Der Roman "Die Tage im Café Torunka" erzählt drei verschiedene Geschichten, die alle miteinander verwoben sind. Die wichtigste Gemeinsamkeit ist, dass die Hauptpersonen der drei Geschichten einen Großteil ihrer Zeit im Café Torunka verbringen und sich dort wohlfühlen.
Genau dieses Gefühl transportiert der Autor Satoshi Yagisawa an den Leser weiter. Beim Lesen wird man in ein Café in der Unterstadt von Tokio versetzt und kann beinahe frisch gebrühten Kaffee riechen. Alles ist sehr unaufgeregt und man kann beim Lesen sehr gut entspannen.
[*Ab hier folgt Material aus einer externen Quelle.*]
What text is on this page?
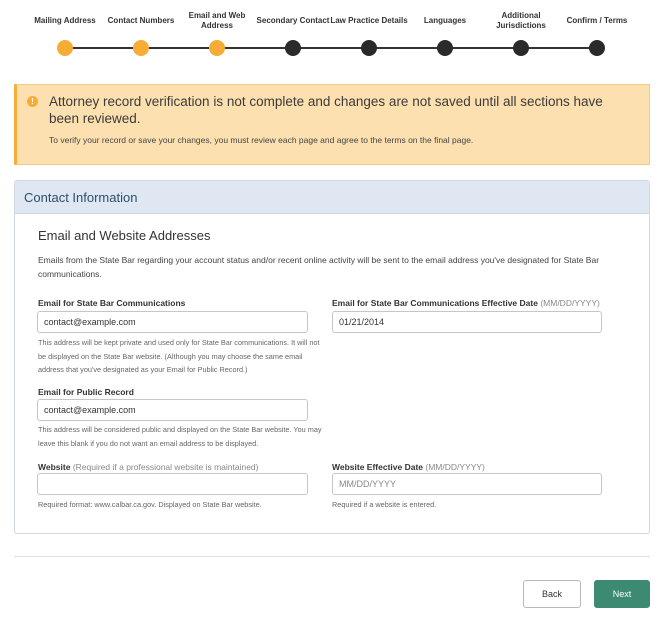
Mailing Address	Contact Numbers
Email and Web Address
Secondary Contact Law Practice Details	Languages
Additional Jurisdictions
Confirm / Terms
!	Attorney record verification is not complete and changes are not saved until all sections have been reviewed.
To verify your record or save your changes, you must review each page and agree to the terms on the final page.
Contact Information
Email and Website Addresses
Emails from the State Bar regarding your account status and/or recent online activity will be sent to the email address you've designated for State Bar communications.
Email for State Bar Communications
contact@example.com
This address will be kept private and used only for State Bar communications. It will not be displayed on the State Bar website. (Although you may choose the same email address that you've designated as your Email for Public Record.)
Email for State Bar Communications Effective Date (MM/DD/YYYY)
01/21/2014
Email for Public Record
contact@example.com
This address will be considered public and displayed on the State Bar website. You may leave this blank if you do not want an email address to be displayed.
Website (Required if a professional website is maintained)
Required format: www.calbar.ca.gov. Displayed on State Bar website.
Website Effective Date (MM/DD/YYYY)
MM/DD/YYYY
Required if a website is entered.
Back	Next
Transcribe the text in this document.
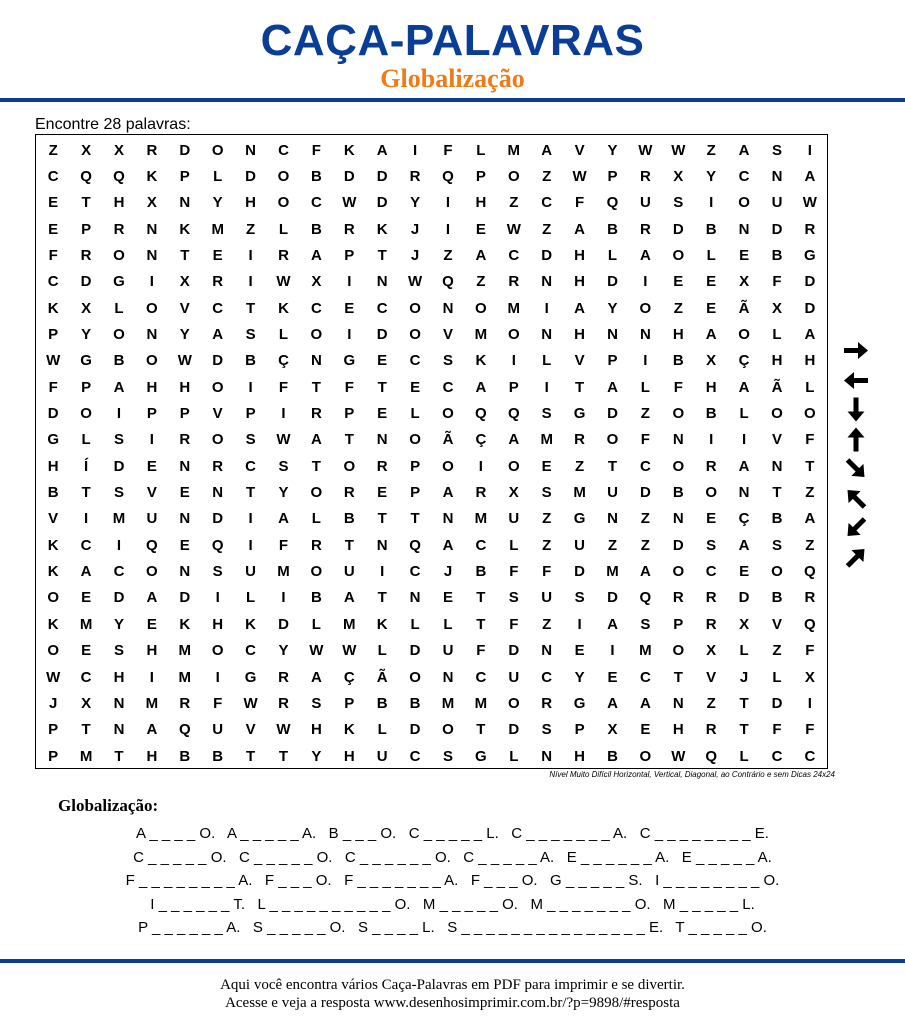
CAÇA-PALAVRAS
Globalização
Encontre 28 palavras:
Z	X	X	R	D	O	N	C	F	K	A	I	F	L	M	A	V	Y	W	W	Z	A	S	I
C	Q	Q	K	P	L	D	O	B	D	D	R	Q	P	O	Z	W	P	R	X	Y	C	N	A
E	T	H	X	N	Y	H	O	C	W	D	Y	I	H	Z	C	F	Q	U	S	I	O	U	W
E	P	R	N	K	M	Z	L	B	R	K	J	I	E	W	Z	A	B	R	D	B	N	D	R
F	R	O	N	T	E	I	R	A	P	T	J	Z	A	C	D	H	L	A	O	L	E	B	G
C	D	G	I	X	R	I	W	X	I	N	W	Q	Z	R	N	H	D	I	E	E	X	F	D
K	X	L	O	V	C	T	K	C	E	C	O	N	O	M	I	A	Y	O	Z	E	Ã	X	D
P	Y	O	N	Y	A	S	L	O	I	D	O	V	M	O	N	H	N	N	H	A	O	L	A
W	G	B	O	W	D	B	Ç	N	G	E	C	S	K	I	L	V	P	I	B	X	Ç	H	H
F	P	A	H	H	O	I	F	T	F	T	E	C	A	P	I	T	A	L	F	H	A	Ã	L
D	O	I	P	P	V	P	I	R	P	E	L	O	Q	Q	S	G	D	Z	O	B	L	O	O
G	L	S	I	R	O	S	W	A	T	N	O	Ã	Ç	A	M	R	O	F	N	I	I	V	F
H	Í	D	E	N	R	C	S	T	O	R	P	O	I	O	E	Z	T	C	O	R	A	N	T
B	T	S	V	E	N	T	Y	O	R	E	P	A	R	X	S	M	U	D	B	O	N	T	Z
V	I	M	U	N	D	I	A	L	B	T	T	N	M	U	Z	G	N	Z	N	E	Ç	B	A
K	C	I	Q	E	Q	I	F	R	T	N	Q	A	C	L	Z	U	Z	Z	D	S	A	S	Z
K	A	C	O	N	S	U	M	O	U	I	C	J	B	F	F	D	M	A	O	C	E	O	Q
O	E	D	A	D	I	L	I	B	A	T	N	E	T	S	U	S	D	Q	R	R	D	B	R
K	M	Y	E	K	H	K	D	L	M	K	L	L	T	F	Z	I	A	S	P	R	X	V	Q
O	E	S	H	M	O	C	Y	W	W	L	D	U	F	D	N	E	I	M	O	X	L	Z	F
W	C	H	I	M	I	G	R	A	Ç	Ã	O	N	C	U	C	Y	E	C	T	V	J	L	X
J	X	N	M	R	F	W	R	S	P	B	B	M	M	O	R	G	A	A	N	Z	T	D	I
P	T	N	A	Q	U	V	W	H	K	L	D	O	T	D	S	P	X	E	H	R	T	F	F
P	M	T	H	B	B	T	T	Y	H	U	C	S	G	L	N	H	B	O	W	Q	L	C	C
Nível Muito Difícil Horizontal, Vertical, Diagonal, ao Contrário e sem Dicas 24x24
Globalização:
A _ _ _ _ O.   A _ _ _ _ _ A.   B _ _ _ O.   C _ _ _ _ _ L.   C _ _ _ _ _ _ _ A.   C _ _ _ _ _ _ _ _ E.
C _ _ _ _ _ O.   C _ _ _ _ _ O.   C _ _ _ _ _ _ O.   C _ _ _ _ _ A.   E _ _ _ _ _ _ A.   E _ _ _ _ _ A.
F _ _ _ _ _ _ _ _ A.   F _ _ _ O.   F _ _ _ _ _ _ _ A.   F _ _ _ O.   G _ _ _ _ _ S.   I _ _ _ _ _ _ _ _ O.
I _ _ _ _ _ _ T.   L _ _ _ _ _ _ _ _ _ _ O.   M _ _ _ _ _ O.   M _ _ _ _ _ _ _ O.   M _ _ _ _ _ L.
P _ _ _ _ _ _ A.   S _ _ _ _ _ O.   S _ _ _ _ L.   S _ _ _ _ _ _ _ _ _ _ _ _ _ _ _ E.   T _ _ _ _ _ O.
Aqui você encontra vários Caça-Palavras em PDF para imprimir e se divertir.
Acesse e veja a resposta www.desenhosimprimir.com.br/?p=9898/#resposta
Zu Beginn war es etwas verwirrend, dass die drei Geschichten aus der Ich-Perspektive erzählt werden, obwohl es sich um unterschiedliche Personen handelt. Man gewöhnt sich jedoch schnell an den Wechsel und kann sich gut mit dem Ich-Erzähler identifizieren und sich in ihn / sie hineinversetzen.
Fazit: Wer ein gutes Buch sucht, bei dem man sich einfach nur wohlfühlt und abschalten möchte, ist dieser Roman eine absolute Leseempfehlung. Wer sich mehr Spannung wünscht, könnte davon enttäuscht sein.